2010 will be an interesting year. If VC investments go back up to $25bn to $30bn per year, then the diet didn’t stick and we are back to an overfunded industry that will produce subpar returns on average. If, on the other hand, the new normal is $15bn to $20bn per year, then the
diet worked and we’ve scaled back the business to healthy levels.
This comment relates to his earlier post about the “Venture Capital Math Problem“, where he explains about the problem that – too much money will make the whole VC industry to under perform.
I think this is similar problem than it is with food. In some western countries there is too much food and problems that are associated with that, like obesity. Yet in many parts of the world, people are starving. So if some markets in the world have too much money in VC, it does not mean there is too much money overall, it’s just wrongly distributed. I do understand that, there are also problems with having too much money per sector, so that nobody is getting good results, but that too is wrong distribution. Early VC money should always be going towards new innovation and not to be “me too in the popular segment” – there are plenty of problems in the world for entrepreneurs to solve & VC’s to be successful.
If we think that “Four Years After Founding, Kiva Hits $100 Million In Microloans“, I feel that it’s a strong indication that entrepreneurship in all shape and sizes can be instrumental on reshaping our world for the better.
There is a big gap between what Kiva.org is doing and with these problems of having too much money in venture capital in some regions. For us this shows that there needs to be much better distribution, more transparency and more activity in this segment overall – and this is exactly where we are focusing our efforts.

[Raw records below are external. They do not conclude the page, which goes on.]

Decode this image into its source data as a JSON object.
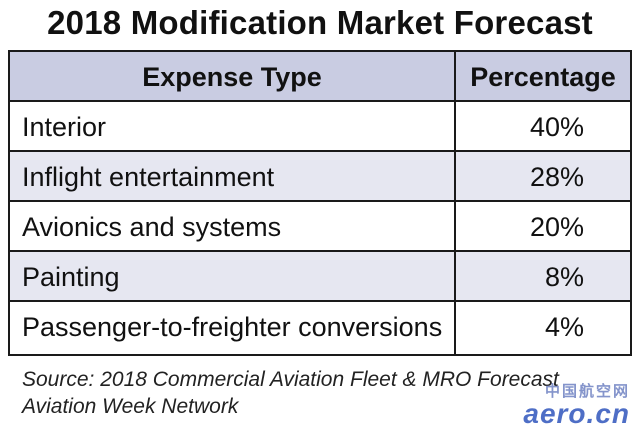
{
  "title": "2018 Modification Market Forecast",
  "chart_data": {
    "type": "table",
    "columns": [
      "Expense Type",
      "Percentage"
    ],
    "rows": [
      {
        "expense_type": "Interior",
        "percentage": "40%"
      },
      {
        "expense_type": "Inflight entertainment",
        "percentage": "28%"
      },
      {
        "expense_type": "Avionics and systems",
        "percentage": "20%"
      },
      {
        "expense_type": "Painting",
        "percentage": "8%"
      },
      {
        "expense_type": "Passenger-to-freighter conversions",
        "percentage": "4%"
      }
    ]
  },
  "source_lines": [
    "Source: 2018 Commercial Aviation Fleet & MRO Forecast",
    "Aviation Week Network"
  ],
  "watermark": {
    "top": "中国航空网",
    "main": "aero.cn"
  },
  "colors": {
    "header_bg": "#c9cce2",
    "shaded_row_bg": "#e6e7f1",
    "border": "#1a1a1a"
  }
}
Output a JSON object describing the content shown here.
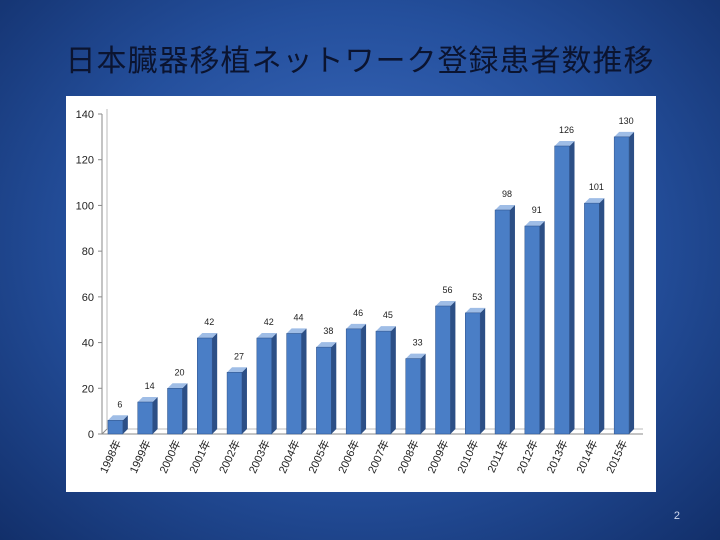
{
  "slide": {
    "title": "日本臓器移植ネットワーク登録患者数推移",
    "page_number": "2"
  },
  "colors": {
    "bar_front": "#4a7ec6",
    "bar_side": "#2c4f86",
    "bar_top": "#9fbde6",
    "background": "#2a57a6"
  },
  "chart_data": {
    "type": "bar",
    "title": "",
    "xlabel": "",
    "ylabel": "",
    "ylim": [
      0,
      140
    ],
    "yticks": [
      0,
      20,
      40,
      60,
      80,
      100,
      120,
      140
    ],
    "grid": false,
    "categories": [
      "1998年",
      "1999年",
      "2000年",
      "2001年",
      "2002年",
      "2003年",
      "2004年",
      "2005年",
      "2006年",
      "2007年",
      "2008年",
      "2009年",
      "2010年",
      "2011年",
      "2012年",
      "2013年",
      "2014年",
      "2015年"
    ],
    "values": [
      6,
      14,
      20,
      42,
      27,
      42,
      44,
      38,
      46,
      45,
      33,
      56,
      53,
      98,
      91,
      126,
      101,
      130
    ],
    "data_labels": [
      "6",
      "14",
      "20",
      "42",
      "27",
      "42",
      "44",
      "38",
      "46",
      "45",
      "33",
      "56",
      "53",
      "98",
      "91",
      "126",
      "101",
      "130"
    ]
  }
}
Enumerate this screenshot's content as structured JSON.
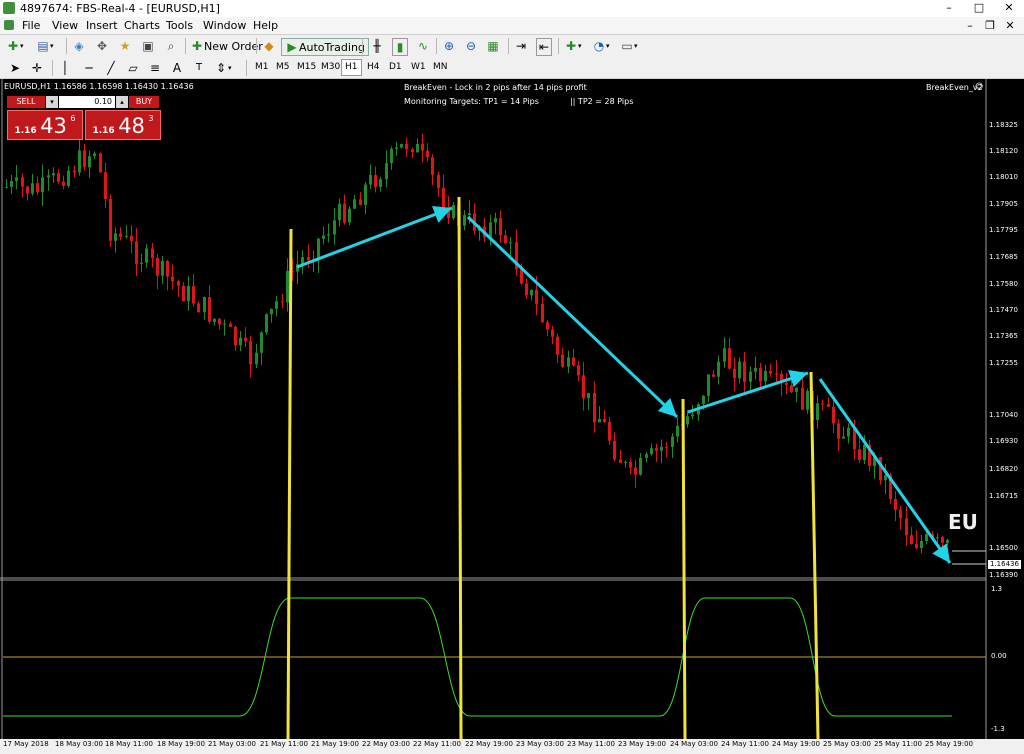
{
  "window": {
    "title": "4897674: FBS-Real-4 - [EURUSD,H1]",
    "controls": [
      "–",
      "□",
      "✕"
    ]
  },
  "menu": {
    "items": [
      "File",
      "View",
      "Insert",
      "Charts",
      "Tools",
      "Window",
      "Help"
    ],
    "mdi_controls": [
      "–",
      "❐",
      "✕"
    ]
  },
  "toolbar": {
    "new_order": "New Order",
    "auto_trading": "AutoTrading",
    "timeframes": [
      "M1",
      "M5",
      "M15",
      "M30",
      "H1",
      "H4",
      "D1",
      "W1",
      "MN"
    ],
    "active_timeframe": "H1"
  },
  "chart": {
    "header": "EURUSD,H1  1.16586 1.16598 1.16430 1.16436",
    "indicator_line1": "BreakEven - Lock in 2 pips after 14 pips profit",
    "indicator_line2a": "Monitoring Targets: TP1 = 14 Pips",
    "indicator_line2b": "|| TP2 = 28 Pips",
    "ea_label": "BreakEven_v2",
    "symbol_watermark": "EU",
    "price_labels": [
      "1.18325",
      "1.18120",
      "1.18010",
      "1.17905",
      "1.17795",
      "1.17685",
      "1.17580",
      "1.17470",
      "1.17365",
      "1.17255",
      "1.17040",
      "1.16930",
      "1.16820",
      "1.16715",
      "1.16500",
      "1.16390"
    ],
    "current_price": "1.16436",
    "osc_labels": [
      "1.3",
      "0.00",
      "-1.3"
    ],
    "time_labels": [
      "17 May 2018",
      "18 May 03:00",
      "18 May 11:00",
      "18 May 19:00",
      "21 May 03:00",
      "21 May 11:00",
      "21 May 19:00",
      "22 May 03:00",
      "22 May 11:00",
      "22 May 19:00",
      "23 May 03:00",
      "23 May 11:00",
      "23 May 19:00",
      "24 May 03:00",
      "24 May 11:00",
      "24 May 19:00",
      "25 May 03:00",
      "25 May 11:00",
      "25 May 19:00"
    ]
  },
  "trade_panel": {
    "sell_label": "SELL",
    "buy_label": "BUY",
    "lot": "0.10",
    "bid_prefix": "1.16",
    "bid_main": "43",
    "bid_sup": "6",
    "ask_prefix": "1.16",
    "ask_main": "48",
    "ask_sup": "3"
  },
  "colors": {
    "bull": "#1f8a2e",
    "bear": "#e0141b",
    "arrow": "#22d3e8",
    "signal": "#f2e33a",
    "osc": "#3bdc2a",
    "zero": "#c9a42a"
  }
}
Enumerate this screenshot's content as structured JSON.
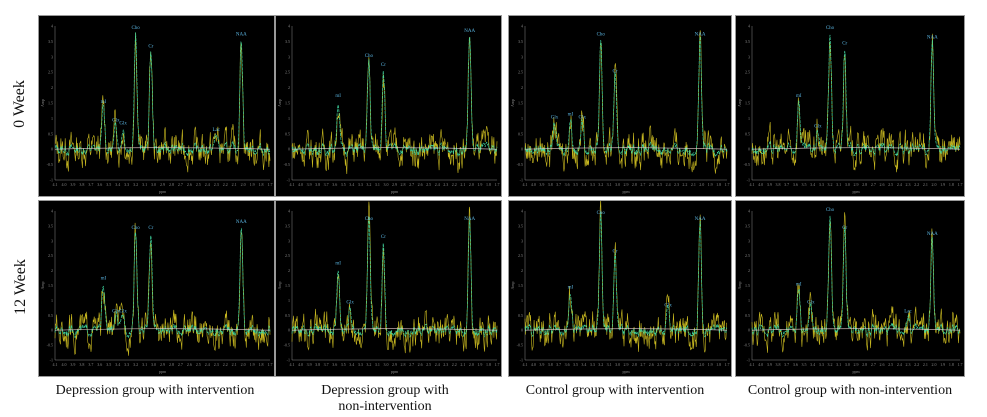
{
  "row_labels": [
    "0 Week",
    "12 Week"
  ],
  "column_labels": [
    "Depression group with intervention",
    "Depression group with non-intervention",
    "Control group with intervention",
    "Control group with non-intervention"
  ],
  "colors": {
    "raw": "#c8b820",
    "fit": "#3fd6a0",
    "baseline": "#e8d0d0",
    "peak_label": "#5ab4e0",
    "axis": "#888888"
  },
  "chart_data": [
    {
      "type": "line",
      "title": "Depression group with intervention, 0 Week",
      "xlabel": "ppm",
      "ylabel": "Amp",
      "xlim": [
        4.1,
        1.7
      ],
      "ylim": [
        -1,
        4
      ],
      "peaks": [
        {
          "label": "mI",
          "ppm": 3.56,
          "height": 1.4
        },
        {
          "label": "Glx",
          "ppm": 3.42,
          "height": 0.8
        },
        {
          "label": "Glx",
          "ppm": 3.34,
          "height": 0.7
        },
        {
          "label": "Cho",
          "ppm": 3.2,
          "height": 3.8
        },
        {
          "label": "Cr",
          "ppm": 3.03,
          "height": 3.2
        },
        {
          "label": "Lac",
          "ppm": 2.3,
          "height": 0.5
        },
        {
          "label": "NAA",
          "ppm": 2.02,
          "height": 3.6
        }
      ]
    },
    {
      "type": "line",
      "title": "Depression group with non-intervention, 0 Week",
      "xlabel": "ppm",
      "ylabel": "Amp",
      "xlim": [
        4.1,
        1.7
      ],
      "ylim": [
        -1,
        4
      ],
      "peaks": [
        {
          "label": "mI",
          "ppm": 3.56,
          "height": 1.6
        },
        {
          "label": "Cho",
          "ppm": 3.2,
          "height": 2.9
        },
        {
          "label": "Cr",
          "ppm": 3.03,
          "height": 2.6
        },
        {
          "label": "NAA",
          "ppm": 2.02,
          "height": 3.7
        }
      ]
    },
    {
      "type": "line",
      "title": "Control group with intervention, 0 Week",
      "xlabel": "ppm",
      "ylabel": "Amp",
      "xlim": [
        4.1,
        1.7
      ],
      "ylim": [
        -1,
        4
      ],
      "peaks": [
        {
          "label": "Glx",
          "ppm": 3.75,
          "height": 0.9
        },
        {
          "label": "mI",
          "ppm": 3.56,
          "height": 1.0
        },
        {
          "label": "Glx",
          "ppm": 3.42,
          "height": 0.9
        },
        {
          "label": "Cho",
          "ppm": 3.2,
          "height": 3.6
        },
        {
          "label": "Cr",
          "ppm": 3.03,
          "height": 2.4
        },
        {
          "label": "NAA",
          "ppm": 2.02,
          "height": 3.6
        }
      ]
    },
    {
      "type": "line",
      "title": "Control group with non-intervention, 0 Week",
      "xlabel": "ppm",
      "ylabel": "Amp",
      "xlim": [
        4.1,
        1.7
      ],
      "ylim": [
        -1,
        4
      ],
      "peaks": [
        {
          "label": "mI",
          "ppm": 3.56,
          "height": 1.6
        },
        {
          "label": "Glx",
          "ppm": 3.34,
          "height": 0.6
        },
        {
          "label": "Cho",
          "ppm": 3.2,
          "height": 3.8
        },
        {
          "label": "Cr",
          "ppm": 3.03,
          "height": 3.3
        },
        {
          "label": "NAA",
          "ppm": 2.02,
          "height": 3.5
        }
      ]
    },
    {
      "type": "line",
      "title": "Depression group with intervention, 12 Week",
      "xlabel": "ppm",
      "ylabel": "Amp",
      "xlim": [
        4.1,
        1.7
      ],
      "ylim": [
        -1,
        4
      ],
      "peaks": [
        {
          "label": "mI",
          "ppm": 3.56,
          "height": 1.6
        },
        {
          "label": "Glx",
          "ppm": 3.42,
          "height": 0.5
        },
        {
          "label": "Glx",
          "ppm": 3.34,
          "height": 0.5
        },
        {
          "label": "Cho",
          "ppm": 3.2,
          "height": 3.3
        },
        {
          "label": "Cr",
          "ppm": 3.03,
          "height": 3.3
        },
        {
          "label": "NAA",
          "ppm": 2.02,
          "height": 3.5
        }
      ]
    },
    {
      "type": "line",
      "title": "Depression group with non-intervention, 12 Week",
      "xlabel": "ppm",
      "ylabel": "Amp",
      "xlim": [
        4.1,
        1.7
      ],
      "ylim": [
        -1,
        4
      ],
      "peaks": [
        {
          "label": "mI",
          "ppm": 3.56,
          "height": 2.1
        },
        {
          "label": "Glx",
          "ppm": 3.42,
          "height": 0.8
        },
        {
          "label": "Cho",
          "ppm": 3.2,
          "height": 3.6
        },
        {
          "label": "Cr",
          "ppm": 3.03,
          "height": 3.0
        },
        {
          "label": "NAA",
          "ppm": 2.02,
          "height": 3.6
        }
      ]
    },
    {
      "type": "line",
      "title": "Control group with intervention, 12 Week",
      "xlabel": "ppm",
      "ylabel": "Amp",
      "xlim": [
        4.1,
        1.7
      ],
      "ylim": [
        -1,
        4
      ],
      "peaks": [
        {
          "label": "mI",
          "ppm": 3.56,
          "height": 1.3
        },
        {
          "label": "Cho",
          "ppm": 3.2,
          "height": 3.8
        },
        {
          "label": "Cr",
          "ppm": 3.03,
          "height": 2.5
        },
        {
          "label": "Glx",
          "ppm": 2.4,
          "height": 0.7
        },
        {
          "label": "NAA",
          "ppm": 2.02,
          "height": 3.6
        }
      ]
    },
    {
      "type": "line",
      "title": "Control group with non-intervention, 12 Week",
      "xlabel": "ppm",
      "ylabel": "Amp",
      "xlim": [
        4.1,
        1.7
      ],
      "ylim": [
        -1,
        4
      ],
      "peaks": [
        {
          "label": "mI",
          "ppm": 3.56,
          "height": 1.4
        },
        {
          "label": "Glx",
          "ppm": 3.42,
          "height": 0.8
        },
        {
          "label": "Cho",
          "ppm": 3.2,
          "height": 3.9
        },
        {
          "label": "Cr",
          "ppm": 3.03,
          "height": 3.3
        },
        {
          "label": "Lac",
          "ppm": 2.3,
          "height": 0.5
        },
        {
          "label": "NAA",
          "ppm": 2.02,
          "height": 3.1
        }
      ]
    }
  ]
}
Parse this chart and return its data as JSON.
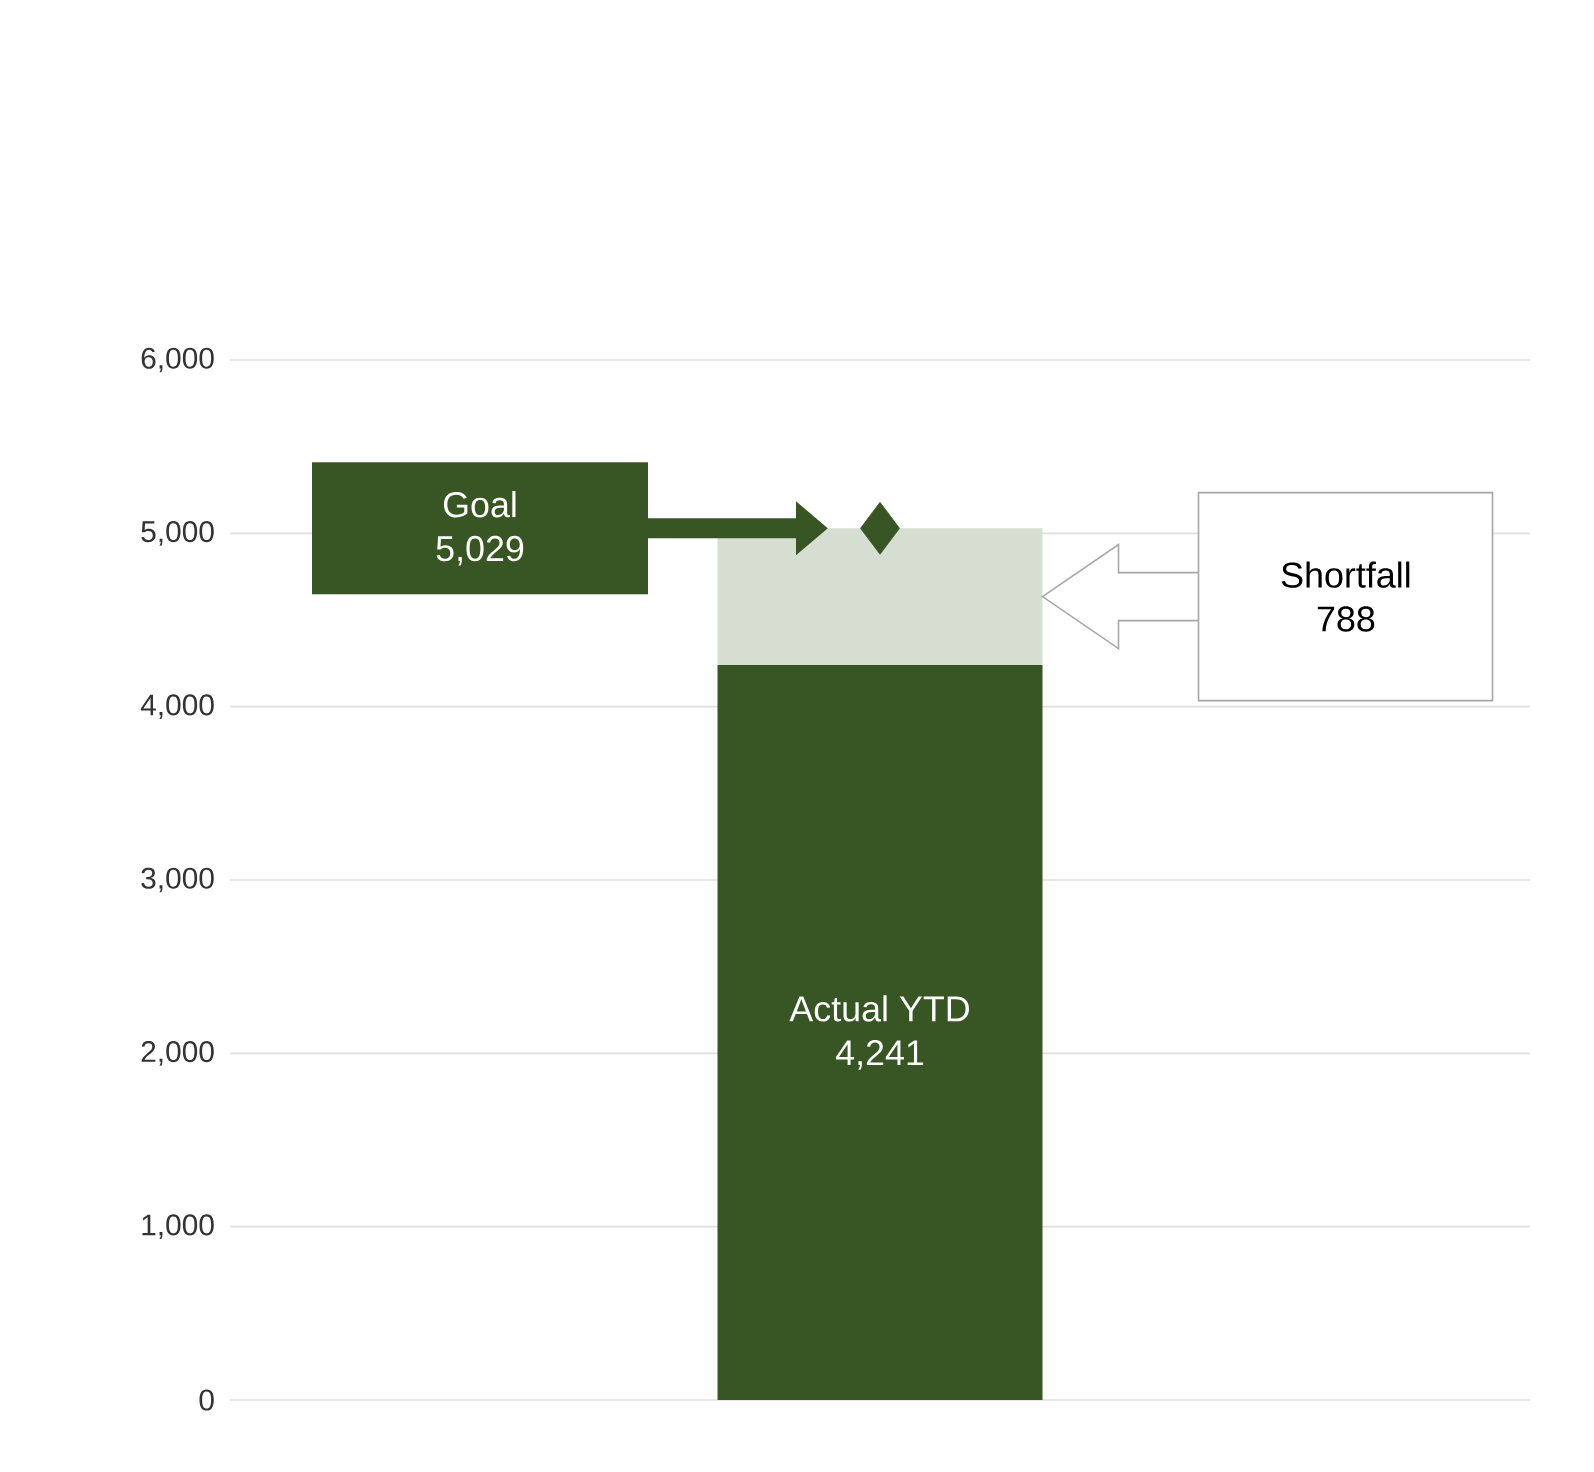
{
  "chart_data": {
    "type": "bar",
    "stacked": true,
    "categories": [
      null
    ],
    "series": [
      {
        "name": "Actual YTD",
        "color": "#375623",
        "values": [
          4241
        ],
        "value_labels": [
          "4,241"
        ]
      },
      {
        "color": "#d6ded2",
        "values": [
          788
        ]
      },
      {
        "type": "scatter",
        "marker": "diamond",
        "color": "#375623",
        "values": [
          5029
        ]
      }
    ],
    "annotations": [
      "Goal",
      "5,029",
      "Shortfall",
      "788"
    ],
    "ylim": [
      0,
      6000
    ],
    "yticks": [
      {
        "value": 0,
        "label": "0"
      },
      {
        "value": 1000,
        "label": "1,000"
      },
      {
        "value": 2000,
        "label": "2,000"
      },
      {
        "value": 3000,
        "label": "3,000"
      },
      {
        "value": 4000,
        "label": "4,000"
      },
      {
        "value": 5000,
        "label": "5,000"
      },
      {
        "value": 6000,
        "label": "6,000"
      }
    ],
    "grid": "y"
  }
}
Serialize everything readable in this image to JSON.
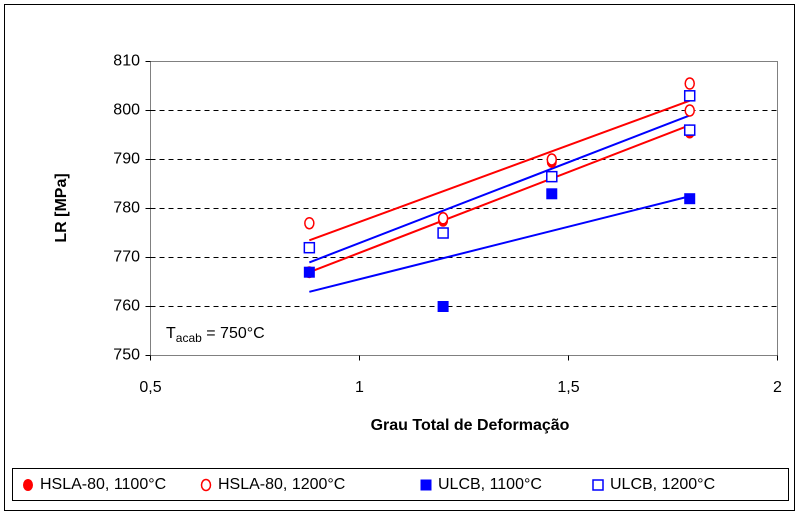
{
  "chart_data": {
    "type": "scatter",
    "xlabel": "Grau Total de Deformação",
    "ylabel": "LR [MPa]",
    "annotation": {
      "text": "T",
      "sub": "acab",
      "rest": " = 750°C"
    },
    "xlim": [
      0.5,
      2
    ],
    "ylim": [
      750,
      810
    ],
    "xticks": [
      {
        "value": 0.5,
        "label": "0,5"
      },
      1,
      {
        "value": 1.5,
        "label": "1,5"
      },
      2
    ],
    "yticks": [
      750,
      760,
      770,
      780,
      790,
      800,
      810
    ],
    "grid": true,
    "series": [
      {
        "name": "HSLA-80, 1100°C",
        "color": "#ff0000",
        "marker": "circle",
        "filled": true,
        "x": [
          0.88,
          1.2,
          1.46,
          1.79
        ],
        "values": [
          767,
          777.5,
          789.5,
          795.5
        ]
      },
      {
        "name": "HSLA-80, 1200°C",
        "color": "#ff0000",
        "marker": "circle",
        "filled": false,
        "x": [
          0.88,
          1.2,
          1.46,
          1.79,
          1.79
        ],
        "values": [
          777,
          778,
          790,
          805.5,
          800
        ]
      },
      {
        "name": "ULCB, 1100°C",
        "color": "#0000ff",
        "marker": "square",
        "filled": true,
        "x": [
          0.88,
          1.2,
          1.46,
          1.79
        ],
        "values": [
          767,
          760,
          783,
          782
        ]
      },
      {
        "name": "ULCB, 1200°C",
        "color": "#0000ff",
        "marker": "square",
        "filled": false,
        "x": [
          0.88,
          1.2,
          1.46,
          1.79,
          1.79
        ],
        "values": [
          772,
          775,
          786.5,
          803,
          796
        ]
      }
    ],
    "trendlines": [
      {
        "color": "#ff0000",
        "x": [
          0.88,
          1.79
        ],
        "values": [
          767,
          797
        ]
      },
      {
        "color": "#ff0000",
        "x": [
          0.88,
          1.79
        ],
        "values": [
          773.5,
          802
        ]
      },
      {
        "color": "#0000ff",
        "x": [
          0.88,
          1.79
        ],
        "values": [
          763,
          782.5
        ]
      },
      {
        "color": "#0000ff",
        "x": [
          0.88,
          1.79
        ],
        "values": [
          769,
          799
        ]
      }
    ]
  }
}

Here’s my dialog with Fred, on the “Venture Capital Math problem” 8 months ago:
Me: I think this just shows that money does not solve problems. The problem here is not too much money, but how it’s now distributed. VC industry is starting to look like the newspaper industry – better to wake up, the blogs are coming… Fred: What are the blogs of the VC business?Things like Y Combinator are great but they are feeding us even more opportunities so I see them as additive, Although I also see blogs as additive for the newspaper business if they’d just see themselves as curators and aggregators instead of content creators Me: I guess the closest thing to “blogs of VC industry” today are angel investors. But that’s for today. Also Y-combinator and the likes are great too and could be considered as “blogs of VC industry”. However their “next step” need to change away from just VC’s. The fundamental change will become, when there are “platforms” for anyone to start a “blog for VC industry” and that’s what we are doing in www.growvc.com. Overall, we feel that in long term the money will be spread to more potential start-ups and more of them will not go via IPO but just buy back of shares, mergers etc. with lower ROI. But that’s OK if the time for ROI is shorter and cost of management is lower. So – be more direct, spread wider, lower the management cost, speed up the ROI cycle and you can accept lower ROI. If you think about the structure of today, from where the VC money really comes from, you start to see the “big picture”. – basically it means that individuals like you and me pay for pensions funds etc. and these funds then invest to VC funds. VC’s then make investment decisions and “manage” the investments, all the way to take it public (hopefully). Basically just to sell it back to us… When more people will start to understand this cycle because of more info and transparency online (if they are interested), people will not accept this structure. Because in the long run what matter is, if the companies in question sell what matters. And that is not a question of size. Fred: Got it I hope this works It would scale much better
Related to this topic, below is a very interesting speech given by Fred Wilson at talks@google. You need to spare an hour to look the whole video, but I feel it’s well worth it. Just have some popcorn & coke and relax.
What makes it interesting to me, is that those industries that are going to be disrupted by internet in the future, currently have same issues what Venture Capital does, yet for some reason those would not apply to VC industry.